None more so than Chisato, though. After all, she had been perfect up to that bird strike, and this is the first time she’s had any reason to lose confidence. Is it just the same thing as what happened with Tezuka a few episodes ago, or is there something else going on?
Tezuka asks Kunikida to cheer Oda up, but he has trouble getting started. He ultimately tells her not to get hung up about the perfect score.
After that, Oda decides to hang out with Tezuka to loosen up. Tezuka tells a little white lie – that she didn’t tell Kunikida to have that talk with Oda. I guess that’s fair, but it might lead to another romantic misunderstanding with Oda thinking Kunikida has feelings for her.
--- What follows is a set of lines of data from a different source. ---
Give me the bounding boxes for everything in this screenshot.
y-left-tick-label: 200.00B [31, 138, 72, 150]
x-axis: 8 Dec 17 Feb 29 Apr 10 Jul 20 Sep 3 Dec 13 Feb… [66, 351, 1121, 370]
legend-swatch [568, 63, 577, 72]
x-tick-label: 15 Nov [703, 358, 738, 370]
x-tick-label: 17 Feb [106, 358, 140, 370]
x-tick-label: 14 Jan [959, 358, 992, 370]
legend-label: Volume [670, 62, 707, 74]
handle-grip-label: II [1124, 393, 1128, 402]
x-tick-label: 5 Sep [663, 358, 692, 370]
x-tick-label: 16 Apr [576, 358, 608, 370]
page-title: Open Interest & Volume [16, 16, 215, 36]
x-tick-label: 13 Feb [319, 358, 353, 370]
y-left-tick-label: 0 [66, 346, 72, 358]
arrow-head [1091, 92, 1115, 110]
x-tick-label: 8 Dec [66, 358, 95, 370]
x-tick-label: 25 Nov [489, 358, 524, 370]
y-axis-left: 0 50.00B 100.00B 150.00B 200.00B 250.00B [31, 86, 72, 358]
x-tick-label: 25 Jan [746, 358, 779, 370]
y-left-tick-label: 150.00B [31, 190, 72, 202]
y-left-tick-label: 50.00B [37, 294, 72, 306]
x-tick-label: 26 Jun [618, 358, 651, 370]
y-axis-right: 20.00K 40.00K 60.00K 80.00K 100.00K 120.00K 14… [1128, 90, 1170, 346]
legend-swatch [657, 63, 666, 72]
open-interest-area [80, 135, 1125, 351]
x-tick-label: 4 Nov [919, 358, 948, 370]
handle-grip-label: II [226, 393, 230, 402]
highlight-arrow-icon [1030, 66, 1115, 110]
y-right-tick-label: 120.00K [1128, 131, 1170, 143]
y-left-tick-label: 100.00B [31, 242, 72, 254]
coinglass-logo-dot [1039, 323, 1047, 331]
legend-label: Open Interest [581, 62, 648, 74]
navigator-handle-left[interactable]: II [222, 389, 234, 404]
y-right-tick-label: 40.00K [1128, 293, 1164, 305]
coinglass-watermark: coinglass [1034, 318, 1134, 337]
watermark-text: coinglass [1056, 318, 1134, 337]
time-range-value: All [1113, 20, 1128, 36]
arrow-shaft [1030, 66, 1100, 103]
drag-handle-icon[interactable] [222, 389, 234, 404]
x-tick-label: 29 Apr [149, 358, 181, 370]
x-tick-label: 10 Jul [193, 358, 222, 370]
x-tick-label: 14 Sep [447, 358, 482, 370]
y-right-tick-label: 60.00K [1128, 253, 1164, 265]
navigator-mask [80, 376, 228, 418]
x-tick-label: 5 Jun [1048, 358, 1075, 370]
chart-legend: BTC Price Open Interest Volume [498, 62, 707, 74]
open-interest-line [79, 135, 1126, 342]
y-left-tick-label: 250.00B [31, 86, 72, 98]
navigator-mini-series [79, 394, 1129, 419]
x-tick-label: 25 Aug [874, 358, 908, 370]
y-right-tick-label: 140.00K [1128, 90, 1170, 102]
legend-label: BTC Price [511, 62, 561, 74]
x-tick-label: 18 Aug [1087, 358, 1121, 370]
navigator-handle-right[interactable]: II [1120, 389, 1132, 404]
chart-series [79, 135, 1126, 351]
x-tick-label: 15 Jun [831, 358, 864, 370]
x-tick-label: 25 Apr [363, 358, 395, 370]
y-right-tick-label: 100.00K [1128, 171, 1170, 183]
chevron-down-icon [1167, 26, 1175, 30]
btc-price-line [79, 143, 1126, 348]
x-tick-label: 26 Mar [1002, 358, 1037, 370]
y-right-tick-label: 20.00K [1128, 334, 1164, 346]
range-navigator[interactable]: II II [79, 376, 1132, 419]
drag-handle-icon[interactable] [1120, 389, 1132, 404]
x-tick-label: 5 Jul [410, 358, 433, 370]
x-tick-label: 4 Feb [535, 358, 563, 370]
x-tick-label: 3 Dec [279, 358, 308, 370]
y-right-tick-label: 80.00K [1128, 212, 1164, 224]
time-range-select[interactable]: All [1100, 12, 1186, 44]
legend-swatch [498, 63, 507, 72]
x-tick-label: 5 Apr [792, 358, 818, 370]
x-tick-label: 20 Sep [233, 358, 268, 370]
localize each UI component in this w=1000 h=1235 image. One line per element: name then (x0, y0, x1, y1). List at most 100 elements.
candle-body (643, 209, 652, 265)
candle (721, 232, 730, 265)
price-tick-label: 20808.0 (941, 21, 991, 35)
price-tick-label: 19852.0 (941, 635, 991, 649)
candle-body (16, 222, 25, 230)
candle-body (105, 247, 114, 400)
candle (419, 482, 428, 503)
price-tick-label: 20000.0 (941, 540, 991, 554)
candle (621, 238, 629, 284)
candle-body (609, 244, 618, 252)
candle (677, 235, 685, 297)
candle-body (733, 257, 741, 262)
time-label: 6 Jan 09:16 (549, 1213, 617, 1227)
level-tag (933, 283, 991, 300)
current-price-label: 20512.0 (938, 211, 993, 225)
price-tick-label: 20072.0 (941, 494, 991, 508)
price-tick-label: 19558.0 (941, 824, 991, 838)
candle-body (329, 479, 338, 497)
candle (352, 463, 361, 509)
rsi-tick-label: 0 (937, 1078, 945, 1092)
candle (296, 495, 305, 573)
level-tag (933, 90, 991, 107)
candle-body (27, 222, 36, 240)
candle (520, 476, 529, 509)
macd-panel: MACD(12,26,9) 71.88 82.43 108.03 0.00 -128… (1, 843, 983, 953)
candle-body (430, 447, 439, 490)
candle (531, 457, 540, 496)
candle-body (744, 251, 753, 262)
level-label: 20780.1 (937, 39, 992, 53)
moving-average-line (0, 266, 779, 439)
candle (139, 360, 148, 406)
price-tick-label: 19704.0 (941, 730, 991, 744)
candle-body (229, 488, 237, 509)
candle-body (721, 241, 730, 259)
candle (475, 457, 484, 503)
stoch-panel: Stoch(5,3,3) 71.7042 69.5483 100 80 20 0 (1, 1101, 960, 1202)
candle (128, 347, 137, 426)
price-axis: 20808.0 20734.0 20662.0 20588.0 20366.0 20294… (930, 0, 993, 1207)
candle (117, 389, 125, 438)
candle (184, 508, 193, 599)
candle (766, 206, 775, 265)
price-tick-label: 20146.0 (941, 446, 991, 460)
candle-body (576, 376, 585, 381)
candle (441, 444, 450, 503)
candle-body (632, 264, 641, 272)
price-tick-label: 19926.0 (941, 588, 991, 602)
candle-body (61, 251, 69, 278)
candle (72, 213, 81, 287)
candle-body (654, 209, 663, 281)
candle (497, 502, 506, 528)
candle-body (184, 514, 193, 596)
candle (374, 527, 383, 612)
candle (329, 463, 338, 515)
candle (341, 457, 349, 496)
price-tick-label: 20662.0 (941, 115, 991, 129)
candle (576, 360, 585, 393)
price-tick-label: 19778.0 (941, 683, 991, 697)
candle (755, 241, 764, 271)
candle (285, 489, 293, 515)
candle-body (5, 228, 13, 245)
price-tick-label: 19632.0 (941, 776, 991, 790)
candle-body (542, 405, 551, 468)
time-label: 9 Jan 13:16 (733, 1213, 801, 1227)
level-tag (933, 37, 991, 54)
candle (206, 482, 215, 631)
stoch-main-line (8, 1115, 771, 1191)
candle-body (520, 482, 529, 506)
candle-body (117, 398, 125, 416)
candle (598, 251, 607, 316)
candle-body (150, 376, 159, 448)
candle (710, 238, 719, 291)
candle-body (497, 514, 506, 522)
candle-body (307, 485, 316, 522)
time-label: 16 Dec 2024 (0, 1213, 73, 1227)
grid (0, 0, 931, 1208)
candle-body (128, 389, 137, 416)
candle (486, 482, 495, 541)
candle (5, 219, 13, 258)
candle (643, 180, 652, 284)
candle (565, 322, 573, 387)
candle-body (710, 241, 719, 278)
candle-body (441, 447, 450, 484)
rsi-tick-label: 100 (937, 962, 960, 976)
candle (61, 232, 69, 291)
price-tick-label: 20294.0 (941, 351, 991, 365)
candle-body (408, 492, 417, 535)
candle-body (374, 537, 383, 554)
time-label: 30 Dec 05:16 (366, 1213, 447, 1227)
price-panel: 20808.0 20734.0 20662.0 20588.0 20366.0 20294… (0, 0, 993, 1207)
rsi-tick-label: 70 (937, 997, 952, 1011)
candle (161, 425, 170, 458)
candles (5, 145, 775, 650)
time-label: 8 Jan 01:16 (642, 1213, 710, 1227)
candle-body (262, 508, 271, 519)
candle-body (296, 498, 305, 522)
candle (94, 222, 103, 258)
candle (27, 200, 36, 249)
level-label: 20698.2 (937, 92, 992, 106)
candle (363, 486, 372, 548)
I’m not sure why we suddenly jump to two minor characters in Japan (the focus should only ever be on major characters, and neither Suzu nor Rinko qualify) . . .
. . . but we turn back to the trainees quickly enough, and the team decides to go running together.
They realize that they’re each good at different aspects of instrument flying, and try to help each other. Ah! There’s that vaunted teamwork Kunikida took such pains to instill in them!
Oda and Tezuka get some good simulation time in, with Oda continuing to look more relaxed.
That hurricane in the news . . . it has no chance of spraying any rain on North Dakota. I love the description of it as SSE of North Dakota when it’s a thousand miles away – almost the length of mainland Japan.
There’s enough rain to give them more time to prepare, though, so Tezuka and Oda take the opportunity in possibly the best scene of the series so far. Certainly their best sister-to-sister moment.
As the sky clears, it’s time for them to figure out who has the right stuff to be a pilot and who doesn’t.
So, we have a definite spoiler to avoid in this episode: will they all be able to pass?
There was also a side issue running throughout the episode – will Shinozaki (Iwaki Koichi) continue flying or retire?
I guess that’ll sort of depend on how the next generation of hopefuls shapes up.
It was definitely a much more interesting ending than we’ve seen in this drama so far, and a more compelling episode overall. The pacing was good and the characterizations were solid.
As has been true, this series continues to be at its best when it’s the story of the two almost-sisters – Oda Chisato and Tezuka Haru – and the reason this episode worked was because it largely focused on that relationship.